|

AK Parti-CHP kim sağ kim sol?

Türkiye'de siyaset, yelpazenin hep sağında yapıldı. Türkiye'de sol yok diyorsak nedeni bu. Eğer Türkiye'de siyaset normalleşecekse bunda Ak Parti'nin katkısı büyük olacaktır

Murat Aksoy
00:00 - 6/06/2007 Çarşamba
Güncelleme: 01:08 - 6/06/2007 Çarşamba
Yeni Şafak
AK Parti-CHP kim sağ kim sol?
AK Parti-CHP kim sağ kim sol?

Türkiye 22 Temmuz'da -bir sürpriz olmazsa- genel seçimleri yapacak. Listeler YSK'ya teslim edildi. AK Parti'nin Ertuğrul Günay ve Zafer Üskül tercihi ve CHP'nin İlhan Kesici, Lütfullah Kayalar tercihi kıyaslanıp üzerine bir değerlendirme yazılabilir.

Bütün bu tartışmalar İdris Küçükömer'i yeniden gündeme getiriyor. Ama bu yaşananları anlamak için yeterince açıklayıcı değil kanısındayım. Çünkü daha derin bir tartışmaya ve kafa temizliğine ihtiyaç var. Bu temizliğin hem sağ, sol hem de merkez kavramları açısından şart.

SAĞ VE SOL BİTTİ Mİ?

Türkiye'de ne zaman sağ, sol tartışması gündeme gelse, konu iki noktada ele alınıyor. İlki dünyadaki gelişmelere paralel olarak bu kavramların aşındığı ve “fazla anlam ifade etmediği” yönünde bir tespit. İkincisi bu kavramların Türkiye'deki anlamına ilişkindir. Ki bu kavramların Türkiye'deki konumlanışının evrensel olan ile farkıdır. Bu nokta daha teorik bir tartışmadır.

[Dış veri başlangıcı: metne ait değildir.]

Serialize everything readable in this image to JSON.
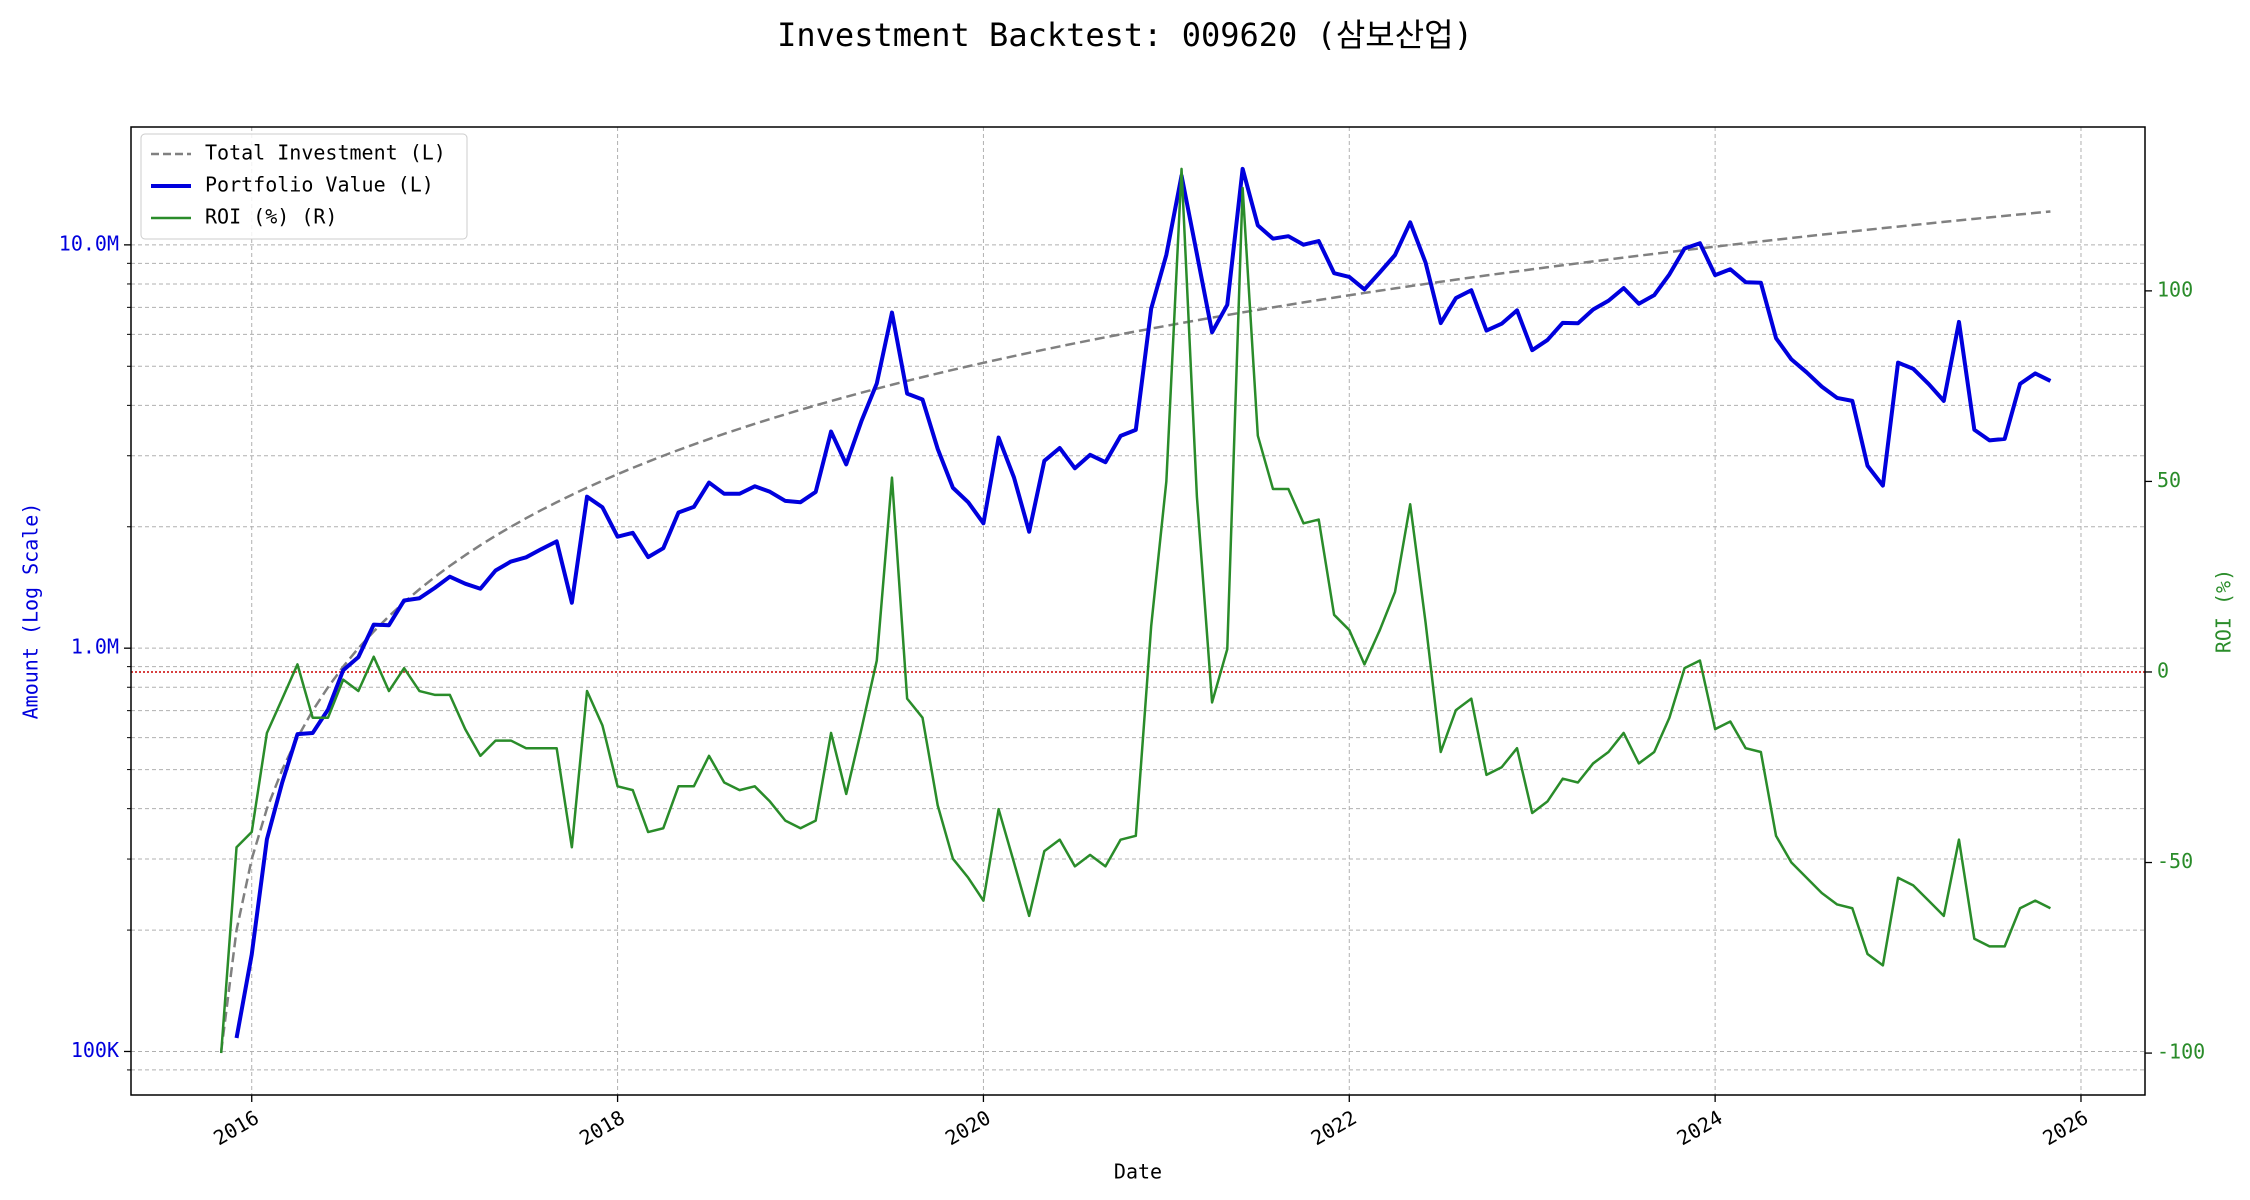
{
  "chart_data": {
    "type": "line",
    "title": "Investment Backtest: 009620 (삼보산업)",
    "xlabel": "Date",
    "ylabel": "Amount (Log Scale)",
    "y2label": "ROI (%)",
    "ylog": true,
    "grid": true,
    "legend": "upper left",
    "y2_reference_line": 0,
    "reference_color": "#cc0000",
    "xlim": [
      2015.34,
      2026.35
    ],
    "xticks": [
      2016,
      2018,
      2020,
      2022,
      2024,
      2026
    ],
    "ylim": [
      78000,
      19600000
    ],
    "yticks": [
      {
        "value": 100000,
        "label": "100K"
      },
      {
        "value": 1000000,
        "label": "1.0M"
      },
      {
        "value": 10000000,
        "label": "10.0M"
      }
    ],
    "yminorticks": [
      90000,
      200000,
      300000,
      400000,
      500000,
      600000,
      700000,
      800000,
      900000,
      2000000,
      3000000,
      4000000,
      5000000,
      6000000,
      7000000,
      8000000,
      9000000
    ],
    "y2lim": [
      -111,
      143
    ],
    "y2ticks": [
      -100,
      -50,
      0,
      50,
      100
    ],
    "x": [
      2015.833,
      2015.917,
      2016,
      2016.083,
      2016.167,
      2016.25,
      2016.333,
      2016.417,
      2016.5,
      2016.583,
      2016.667,
      2016.75,
      2016.833,
      2016.917,
      2017,
      2017.083,
      2017.167,
      2017.25,
      2017.333,
      2017.417,
      2017.5,
      2017.583,
      2017.667,
      2017.75,
      2017.833,
      2017.917,
      2018,
      2018.083,
      2018.167,
      2018.25,
      2018.333,
      2018.417,
      2018.5,
      2018.583,
      2018.667,
      2018.75,
      2018.833,
      2018.917,
      2019,
      2019.083,
      2019.167,
      2019.25,
      2019.333,
      2019.417,
      2019.5,
      2019.583,
      2019.667,
      2019.75,
      2019.833,
      2019.917,
      2020,
      2020.083,
      2020.167,
      2020.25,
      2020.333,
      2020.417,
      2020.5,
      2020.583,
      2020.667,
      2020.75,
      2020.833,
      2020.917,
      2021,
      2021.083,
      2021.167,
      2021.25,
      2021.333,
      2021.417,
      2021.5,
      2021.583,
      2021.667,
      2021.75,
      2021.833,
      2021.917,
      2022,
      2022.083,
      2022.167,
      2022.25,
      2022.333,
      2022.417,
      2022.5,
      2022.583,
      2022.667,
      2022.75,
      2022.833,
      2022.917,
      2023,
      2023.083,
      2023.167,
      2023.25,
      2023.333,
      2023.417,
      2023.5,
      2023.583,
      2023.667,
      2023.75,
      2023.833,
      2023.917,
      2024,
      2024.083,
      2024.167,
      2024.25,
      2024.333,
      2024.417,
      2024.5,
      2024.583,
      2024.667,
      2024.75,
      2024.833,
      2024.917,
      2025,
      2025.083,
      2025.167,
      2025.25,
      2025.333,
      2025.417,
      2025.5,
      2025.583,
      2025.667,
      2025.75,
      2025.833
    ],
    "series": [
      {
        "name": "Total Investment (L)",
        "color": "#808080",
        "dash": true,
        "axis": "y",
        "width": 2.5,
        "values": [
          100000,
          200000,
          300000,
          400000,
          500000,
          600000,
          700000,
          800000,
          900000,
          1000000,
          1100000,
          1200000,
          1300000,
          1400000,
          1500000,
          1600000,
          1700000,
          1800000,
          1900000,
          2000000,
          2100000,
          2200000,
          2300000,
          2400000,
          2500000,
          2600000,
          2700000,
          2800000,
          2900000,
          3000000,
          3100000,
          3200000,
          3300000,
          3400000,
          3500000,
          3600000,
          3700000,
          3800000,
          3900000,
          4000000,
          4100000,
          4200000,
          4300000,
          4400000,
          4500000,
          4600000,
          4700000,
          4800000,
          4900000,
          5000000,
          5100000,
          5200000,
          5300000,
          5400000,
          5500000,
          5600000,
          5700000,
          5800000,
          5900000,
          6000000,
          6100000,
          6200000,
          6300000,
          6400000,
          6500000,
          6600000,
          6700000,
          6800000,
          6900000,
          7000000,
          7100000,
          7200000,
          7300000,
          7400000,
          7500000,
          7600000,
          7700000,
          7800000,
          7900000,
          8000000,
          8100000,
          8200000,
          8300000,
          8400000,
          8500000,
          8600000,
          8700000,
          8800000,
          8900000,
          9000000,
          9100000,
          9200000,
          9300000,
          9400000,
          9500000,
          9600000,
          9700000,
          9800000,
          9900000,
          10000000,
          10100000,
          10200000,
          10300000,
          10400000,
          10500000,
          10600000,
          10700000,
          10800000,
          10900000,
          11000000,
          11100000,
          11200000,
          11300000,
          11400000,
          11500000,
          11600000,
          11700000,
          11800000,
          11900000,
          12000000,
          12100000
        ]
      },
      {
        "name": "Portfolio Value (L)",
        "color": "#0000dd",
        "dash": false,
        "axis": "y",
        "width": 4,
        "values": [
          null,
          108000,
          174000,
          336000,
          465000,
          612000,
          616000,
          704000,
          882000,
          950000,
          1144000,
          1140000,
          1313000,
          1330000,
          1410000,
          1504000,
          1445000,
          1404000,
          1558000,
          1640000,
          1680000,
          1760000,
          1840000,
          1296000,
          2375000,
          2236000,
          1890000,
          1932000,
          1682000,
          1770000,
          2170000,
          2240000,
          2574000,
          2414000,
          2415000,
          2520000,
          2442000,
          2318000,
          2301000,
          2440000,
          3444000,
          2856000,
          3655000,
          4532000,
          6795000,
          4278000,
          4136000,
          3120000,
          2499000,
          2300000,
          2040000,
          3328000,
          2650000,
          1944000,
          2915000,
          3136000,
          2793000,
          3016000,
          2891000,
          3360000,
          3477000,
          6944000,
          9450000,
          14848000,
          9490000,
          6072000,
          7102000,
          15436000,
          11178000,
          10360000,
          10508000,
          10008000,
          10220000,
          8510000,
          8325000,
          7752000,
          8547000,
          9438000,
          11376000,
          9040000,
          6399000,
          7380000,
          7719000,
          6132000,
          6375000,
          6880000,
          5481000,
          5808000,
          6408000,
          6390000,
          6916000,
          7268000,
          7812000,
          7144000,
          7505000,
          8448000,
          9797000,
          10094000,
          8415000,
          8700000,
          8080000,
          8058000,
          5871000,
          5200000,
          4830000,
          4452000,
          4173000,
          4104000,
          2834000,
          2530000,
          5106000,
          4928000,
          4520000,
          4104000,
          6440000,
          3480000,
          3276000,
          3304000,
          4522000,
          4800000,
          4598000
        ]
      },
      {
        "name": "ROI (%) (R)",
        "color": "#2a8c2a",
        "dash": false,
        "axis": "y2",
        "width": 2.5,
        "values": [
          -100,
          -46,
          -42,
          -16,
          -7,
          2,
          -12,
          -12,
          -2,
          -5,
          4,
          -5,
          1,
          -5,
          -6,
          -6,
          -15,
          -22,
          -18,
          -18,
          -20,
          -20,
          -20,
          -46,
          -5,
          -14,
          -30,
          -31,
          -42,
          -41,
          -30,
          -30,
          -22,
          -29,
          -31,
          -30,
          -34,
          -39,
          -41,
          -39,
          -16,
          -32,
          -15,
          3,
          51,
          -7,
          -12,
          -35,
          -49,
          -54,
          -60,
          -36,
          -50,
          -64,
          -47,
          -44,
          -51,
          -48,
          -51,
          -44,
          -43,
          12,
          50,
          132,
          46,
          -8,
          6,
          127,
          62,
          48,
          48,
          39,
          40,
          15,
          11,
          2,
          11,
          21,
          44,
          13,
          -21,
          -10,
          -7,
          -27,
          -25,
          -20,
          -37,
          -34,
          -28,
          -29,
          -24,
          -21,
          -16,
          -24,
          -21,
          -12,
          1,
          3,
          -15,
          -13,
          -20,
          -21,
          -43,
          -50,
          -54,
          -58,
          -61,
          -62,
          -74,
          -77,
          -54,
          -56,
          -60,
          -64,
          -44,
          -70,
          -72,
          -72,
          -62,
          -60,
          -62
        ]
      }
    ]
  }
}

İlk olarak hemen şunu söylemek gerekiyor, insanlığın var olduğu sürece sağ/sol kavramının siyaseten yok olması mümkün değildir. Çünkü ahlaki olarak daha fazla toplumsal adalet, daha çok özgürlük, daha fazla eşitlik talebini hem bireysel hem de toplumsal düzeyde savunmak her zaman ve her koşulda siyaseten sol bir tercihtir. Bunun karşısında var olan düzenin savunulması ise siyaset sağ pozisyon olmaya devam edecektir. Şüphesiz her iki kavramın sınırının göreceli olması ise toplumsal imkan, yapı ile diğer içsel ve dışsal koşullara bağlıdır. Aslında solu ahlaki bir tercih olarak öne çıkarak sürekli bir iç hesaplaşma yani vicdan olacaktır.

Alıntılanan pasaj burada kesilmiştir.